Why would one use TLazMonitor over TCriticalSection?

[PascalB]

I am currently investigating an instance where TLazMonitor massively underperforms on Windows, but works fine on Mac and Linux.

Before creating an issue and proposing a patch on GitLab, I need more information.

I came across this issue while using TLazThreadedQueue from the unit LazCollections. Pushing and popping items worked very slowly.

I discovered that TLazThreadedQueue uses a TLazMonitor object internally and that TLazMonitor does busy-sleeping through calls to sleep(1) and sleep(0). I believe the calls to sleep(1) are problematic since the default timer resolution, on Windows, is around 16 ms.

I can work around this issue by calling timeBeginPeriod/timeEndPeriod and passing 1 ms as the argument. However, this fix is unacceptable. Depending on the version of Windows, timeBeginPeriod/timeEndPeriod may affect the whole system or the whole application, leading to unwanted side effects. In some instances, Windows does not even guarantee that the higher resolution will be honored.

By replacing the TLazMonitor object with a TCriticalSection, TLazThreadedQueue becomes much faster. I have tested this change on Windows, Mac and Linux, and it seems to work just fine.

I have tried to understand why TLazMonitor (which is a child of TCriticalSection) is used instead of TCriticalSection directly, but could not find any answers. Moreover, TLazMonitor is barely used in Lazarus' codebase and barely mentioned anywhere on the Internet.

Does someone know why one might want to use TLazMonitor over TCriticalSection?

[jamie]

Maybe a long-forgotten relic?

Jamie

[Martin_fr]

I don't really know... But from looking at it.

It tries to avoid the call to "EnterCriticalSection(CriticalSection);" => if that critical section is already entered.

That is, if that call would mean the thread would have to wait, and therefore to enter some form of waiting/sleeping state from which it has to be woken up later.

So, it seems that (at least on the OS on which that was tested / for which this was designed / and at least at that time), entering such a sleeping state was slower than trying a spin lock.

But maybe those timings are different on diff OS? And diff versions thereof...



I don't know why sleep(1) comes before sleep(0)
At least not on win, don't know if other OS have other rules.
https://learn.microsoft.com/en-us/windows/win32/api/synchapi/nf-synchapi-sleep

E.g. on a single core OS, a sleep(0) is needed to allow the other thread to give up the CS.

But the entire code only makes sense if there are several cores, and threads are running on different cores.


On the other hand, if one does highly specialized thread locking, then it should be chosen on the task at hand. => if the locked code is very very quick, then a spinlock should always be enough. (Especially on multicore).

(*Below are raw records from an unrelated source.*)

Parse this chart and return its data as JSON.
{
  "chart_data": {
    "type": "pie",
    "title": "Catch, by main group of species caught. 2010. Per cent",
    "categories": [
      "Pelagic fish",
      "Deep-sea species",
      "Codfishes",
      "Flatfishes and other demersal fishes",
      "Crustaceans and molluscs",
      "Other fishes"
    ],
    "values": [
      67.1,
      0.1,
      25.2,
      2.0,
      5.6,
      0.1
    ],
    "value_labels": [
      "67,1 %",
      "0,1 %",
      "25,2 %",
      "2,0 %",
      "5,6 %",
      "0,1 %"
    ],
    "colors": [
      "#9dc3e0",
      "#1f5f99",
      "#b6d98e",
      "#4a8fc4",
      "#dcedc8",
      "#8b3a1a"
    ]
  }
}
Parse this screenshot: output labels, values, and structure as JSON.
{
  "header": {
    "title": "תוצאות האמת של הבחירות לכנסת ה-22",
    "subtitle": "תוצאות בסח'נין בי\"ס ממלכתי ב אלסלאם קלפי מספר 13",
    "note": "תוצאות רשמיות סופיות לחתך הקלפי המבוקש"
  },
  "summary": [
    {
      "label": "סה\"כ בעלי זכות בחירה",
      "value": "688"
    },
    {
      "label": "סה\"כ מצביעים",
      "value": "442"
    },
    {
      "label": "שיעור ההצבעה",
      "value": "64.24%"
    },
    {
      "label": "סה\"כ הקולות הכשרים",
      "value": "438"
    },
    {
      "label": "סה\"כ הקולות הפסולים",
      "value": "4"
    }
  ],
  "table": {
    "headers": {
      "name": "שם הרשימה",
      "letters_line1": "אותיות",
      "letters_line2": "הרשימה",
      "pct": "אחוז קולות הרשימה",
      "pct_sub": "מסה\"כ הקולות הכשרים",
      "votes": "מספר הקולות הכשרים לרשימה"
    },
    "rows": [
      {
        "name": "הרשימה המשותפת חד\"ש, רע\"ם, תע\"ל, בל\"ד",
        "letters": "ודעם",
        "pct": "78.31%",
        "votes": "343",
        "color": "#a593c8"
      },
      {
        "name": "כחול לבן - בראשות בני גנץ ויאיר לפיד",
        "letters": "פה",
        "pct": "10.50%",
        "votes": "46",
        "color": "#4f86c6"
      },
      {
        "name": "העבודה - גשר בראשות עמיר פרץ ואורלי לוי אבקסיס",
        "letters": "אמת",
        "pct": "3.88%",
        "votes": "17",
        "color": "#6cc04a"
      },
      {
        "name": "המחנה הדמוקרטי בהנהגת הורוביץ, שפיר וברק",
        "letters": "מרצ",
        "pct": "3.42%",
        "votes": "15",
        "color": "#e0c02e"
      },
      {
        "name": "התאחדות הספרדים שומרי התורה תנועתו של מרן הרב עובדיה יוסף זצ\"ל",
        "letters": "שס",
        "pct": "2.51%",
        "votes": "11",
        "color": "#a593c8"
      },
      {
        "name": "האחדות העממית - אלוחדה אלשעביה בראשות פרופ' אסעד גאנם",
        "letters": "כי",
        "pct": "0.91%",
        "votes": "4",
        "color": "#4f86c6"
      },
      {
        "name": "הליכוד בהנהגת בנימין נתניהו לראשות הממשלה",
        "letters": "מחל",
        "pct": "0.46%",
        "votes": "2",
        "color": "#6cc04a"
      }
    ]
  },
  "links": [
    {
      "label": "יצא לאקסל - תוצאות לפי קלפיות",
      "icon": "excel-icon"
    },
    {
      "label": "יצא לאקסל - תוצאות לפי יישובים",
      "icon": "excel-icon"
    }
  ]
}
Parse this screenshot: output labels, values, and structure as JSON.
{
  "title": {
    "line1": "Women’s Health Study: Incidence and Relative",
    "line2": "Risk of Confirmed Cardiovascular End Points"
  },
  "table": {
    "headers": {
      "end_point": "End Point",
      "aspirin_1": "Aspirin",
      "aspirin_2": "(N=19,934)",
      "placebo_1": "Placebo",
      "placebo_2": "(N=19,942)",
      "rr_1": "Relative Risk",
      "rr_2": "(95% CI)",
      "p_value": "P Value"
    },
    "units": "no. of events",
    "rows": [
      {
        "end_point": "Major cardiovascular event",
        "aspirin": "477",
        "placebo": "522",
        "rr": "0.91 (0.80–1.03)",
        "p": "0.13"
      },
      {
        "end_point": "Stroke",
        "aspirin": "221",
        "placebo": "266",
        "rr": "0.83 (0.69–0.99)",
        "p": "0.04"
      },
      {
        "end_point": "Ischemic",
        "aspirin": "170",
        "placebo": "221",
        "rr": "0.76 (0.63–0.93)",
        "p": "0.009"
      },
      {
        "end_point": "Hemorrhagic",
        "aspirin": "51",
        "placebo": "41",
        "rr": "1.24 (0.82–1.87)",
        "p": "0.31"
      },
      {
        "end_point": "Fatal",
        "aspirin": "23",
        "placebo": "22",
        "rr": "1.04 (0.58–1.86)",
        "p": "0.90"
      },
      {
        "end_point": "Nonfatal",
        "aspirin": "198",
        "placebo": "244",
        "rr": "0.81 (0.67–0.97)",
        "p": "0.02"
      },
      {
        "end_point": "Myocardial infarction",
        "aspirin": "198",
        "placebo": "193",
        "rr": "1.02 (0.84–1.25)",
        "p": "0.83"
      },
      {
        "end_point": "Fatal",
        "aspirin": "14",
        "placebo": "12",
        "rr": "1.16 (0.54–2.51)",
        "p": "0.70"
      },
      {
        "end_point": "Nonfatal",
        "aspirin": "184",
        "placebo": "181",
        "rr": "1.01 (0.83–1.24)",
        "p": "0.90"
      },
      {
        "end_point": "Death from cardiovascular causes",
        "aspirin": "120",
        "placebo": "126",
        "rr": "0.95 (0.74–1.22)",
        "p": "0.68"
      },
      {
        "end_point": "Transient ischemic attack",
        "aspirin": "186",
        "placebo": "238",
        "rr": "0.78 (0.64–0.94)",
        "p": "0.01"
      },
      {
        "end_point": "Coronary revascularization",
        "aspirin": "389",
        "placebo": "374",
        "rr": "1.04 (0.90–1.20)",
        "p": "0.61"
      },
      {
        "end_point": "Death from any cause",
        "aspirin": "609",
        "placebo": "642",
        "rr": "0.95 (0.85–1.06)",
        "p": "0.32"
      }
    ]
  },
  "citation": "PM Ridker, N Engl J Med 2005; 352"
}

Then no CS would be needed at all. Just an interlockexchanged flag, waited for in a spin.

[PascalB]

I don't really know... But from looking at it.

It tries to avoid the call to "EnterCriticalSection(CriticalSection);" => if that critical section is already entered.

That is, if that call would mean the thread would have to wait, and therefore to enter some form of waiting/sleeping state from which it has to be woken up later.

So, it seems that (at least on the OS on which that was tested / for which this was designed / and at least at that time), entering such a sleeping state was slower than trying a spin lock.

But maybe those timings are different on diff OS? And diff versions thereof...



I don't know why sleep(1) comes before sleep(0)
At least not on win, don't know if other OS have other rules.
https://learn.microsoft.com/en-us/windows/win32/api/synchapi/nf-synchapi-sleep

E.g. on a single core OS, a sleep(0) is needed to allow the other thread to give up the CS.

But the entire code only makes sense if there are several cores, and threads are running on different cores.


On the other hand, if one does highly specialized thread locking, then it should be chosen on the task at hand. => if the locked code is very very quick, then a spinlock should always be enough. (Especially on multicore).

Then no CS would be needed at all. Just an interlockexchanged flag, waited for in a spin.

Okay, thanks for the pointers. I'll investigate further.

If I go forward with a patch, should I aim to fix TLazMonitor (so that it performs well on Windows) or TLazThreadedQueue (so that it doesn't use TLazMonitor)? Or could it go either way depending on my findings and my judgment call? I have only contributed one patch so far, so I'm still new to this process.